Relocation, relocation, relocation, as the saying (sort of) goes. On the heels of raising $48 million last year to tap into the growing needs of businesses to handle global workforces (a huge if sometimes controversial area of the job market), MOVE Guides today announced an acquisition to expand its footprint in the market and the services it offers to customers. The startup is buying up Polaris Global Mobility, which works with large enterprises to build software to manage ex-pat program management and payroll. Polaris works with large tech companies like Dell (and a number of others that prefer not to be named) among others in other sectors like industrial, financial and pharmaceutical.

Financial terms of the deal are not being disclosed, said MOVE Guides’ CEO and founder Brynne Kennedy in an interview. Polaris is bootstrapped, has been around for 16 years, and has “grown to significant, double-digit ARR since its founding,” she said.

Kennedy said the acquisition was made to extend MOVE Guides’ touchpoints with customers. It started out by going after legacy players in the area of relocation, such as Cartus, Brookfield and Aires. Move will now be able to offer more after-move services such as tax and payroll to those customers.

“We considered building our own expatriate management solutions,” she said, but decided that it made more sense to acquire Polaris and accelerate value for our customers. Our customers have been asking for this for a while, and we saw great synergies between the technologies and companies. The complexity of building a global tax engine and expatriate payroll functionality is high, and Polaris is best in class.”

Globalization is a major force in our world today.

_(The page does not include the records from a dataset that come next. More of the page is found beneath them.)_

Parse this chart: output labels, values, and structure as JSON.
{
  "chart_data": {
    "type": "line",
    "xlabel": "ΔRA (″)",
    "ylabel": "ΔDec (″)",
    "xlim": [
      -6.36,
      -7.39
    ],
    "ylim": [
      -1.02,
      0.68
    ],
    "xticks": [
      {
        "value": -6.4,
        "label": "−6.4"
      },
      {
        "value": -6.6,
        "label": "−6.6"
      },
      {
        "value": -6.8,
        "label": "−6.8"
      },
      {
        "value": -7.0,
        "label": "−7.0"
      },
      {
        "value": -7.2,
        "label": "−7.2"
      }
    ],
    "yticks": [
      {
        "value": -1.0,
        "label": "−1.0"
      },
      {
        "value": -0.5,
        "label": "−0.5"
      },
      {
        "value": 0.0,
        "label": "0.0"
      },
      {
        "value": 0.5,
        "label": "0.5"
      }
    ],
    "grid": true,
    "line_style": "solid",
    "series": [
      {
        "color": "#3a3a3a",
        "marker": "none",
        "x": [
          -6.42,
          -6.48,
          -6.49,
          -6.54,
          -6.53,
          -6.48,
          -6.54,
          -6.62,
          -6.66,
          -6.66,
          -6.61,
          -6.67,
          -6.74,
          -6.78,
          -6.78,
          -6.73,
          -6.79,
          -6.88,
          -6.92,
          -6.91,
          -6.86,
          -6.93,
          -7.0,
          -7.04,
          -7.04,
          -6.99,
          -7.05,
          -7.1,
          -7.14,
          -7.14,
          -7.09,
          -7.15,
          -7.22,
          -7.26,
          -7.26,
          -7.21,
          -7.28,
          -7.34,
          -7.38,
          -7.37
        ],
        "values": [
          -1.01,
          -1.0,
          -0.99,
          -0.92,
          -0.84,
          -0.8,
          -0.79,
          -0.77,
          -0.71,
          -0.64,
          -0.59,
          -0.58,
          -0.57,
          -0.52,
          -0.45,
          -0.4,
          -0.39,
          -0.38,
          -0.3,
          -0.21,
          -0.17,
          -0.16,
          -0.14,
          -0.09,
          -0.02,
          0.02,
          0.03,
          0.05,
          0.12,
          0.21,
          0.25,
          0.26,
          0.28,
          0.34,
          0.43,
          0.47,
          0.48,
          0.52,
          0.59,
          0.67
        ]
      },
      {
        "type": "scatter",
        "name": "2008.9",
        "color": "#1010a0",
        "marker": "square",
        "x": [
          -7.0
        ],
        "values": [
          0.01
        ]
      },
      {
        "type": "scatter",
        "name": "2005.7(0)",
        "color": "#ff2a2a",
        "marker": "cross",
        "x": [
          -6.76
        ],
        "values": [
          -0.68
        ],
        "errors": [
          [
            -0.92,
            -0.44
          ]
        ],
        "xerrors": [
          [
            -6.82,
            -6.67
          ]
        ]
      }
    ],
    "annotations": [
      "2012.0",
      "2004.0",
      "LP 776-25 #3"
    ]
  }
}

We usually hear about it in the context of how goods are made in one market and often procured by buyers somewhere completely different, or how newer services like the internet have “shrunk” the world to let news and other information travel at the speed of light, and the negative and positive consequences of each.

What’s less buzzy, but actually part and parcel of both of those developments, is the movement of people, who are sent to different markets to build these businesses and can do so because of explosion of networking and the many products built on it to improve communication (I am a direct beneficiary of that, here in London, working as a writer and news editor for TC, a San Francisco-based publication).

The fact that the movement of people and how they can subsequently be employed in their non-home has flashpoint topic in the US and in other countries like the UK — a testament to how big and potentially disruptive the space is and will continue to be in the future. Global mobility is forecast to be a $11 billion-$15 billion market by 2023, larger even than core human resources services, said Kennedy.

This is driving some interesting business opportunities for those who are looking to take leadership positions in this space, and in addition to traditional players like EY and Equus (which work together), as well as immigration data startups like Envoy Global, when you consider that companies like Salesforce and Microsoft, as well as startups like Zenefits are all also considering how to grow deeper into more back-office services for enterprises, you can see where a company like MOVE Guides (or Polaris, for that matter) might be an interesting target.

“We are actually seeing two things, consolidation and ‘SaaS-ification,'” Kennedy noted, “and we have reinforced our position with the addition of Polaris.”

Kennedy said MOVE Guides is not currently raising capital in the near term. It’s raised around $90 million to date and is valued in the hundreds of millions of pounds.  It’s not clear how that valuation is now changing with the addition of Polaris but it’s an obvious bid to position the combined company to take on a bigger role and bigger money in the future.

“MOVE Guides has established itself as an innovation leader,” said Bryan Williams, CEO of Polaris in a statement. “They deliver an exceptional experience to employees and very clearly share our commitment to digital innovation and service, which made this deal a natural choice to take our company to the next level.”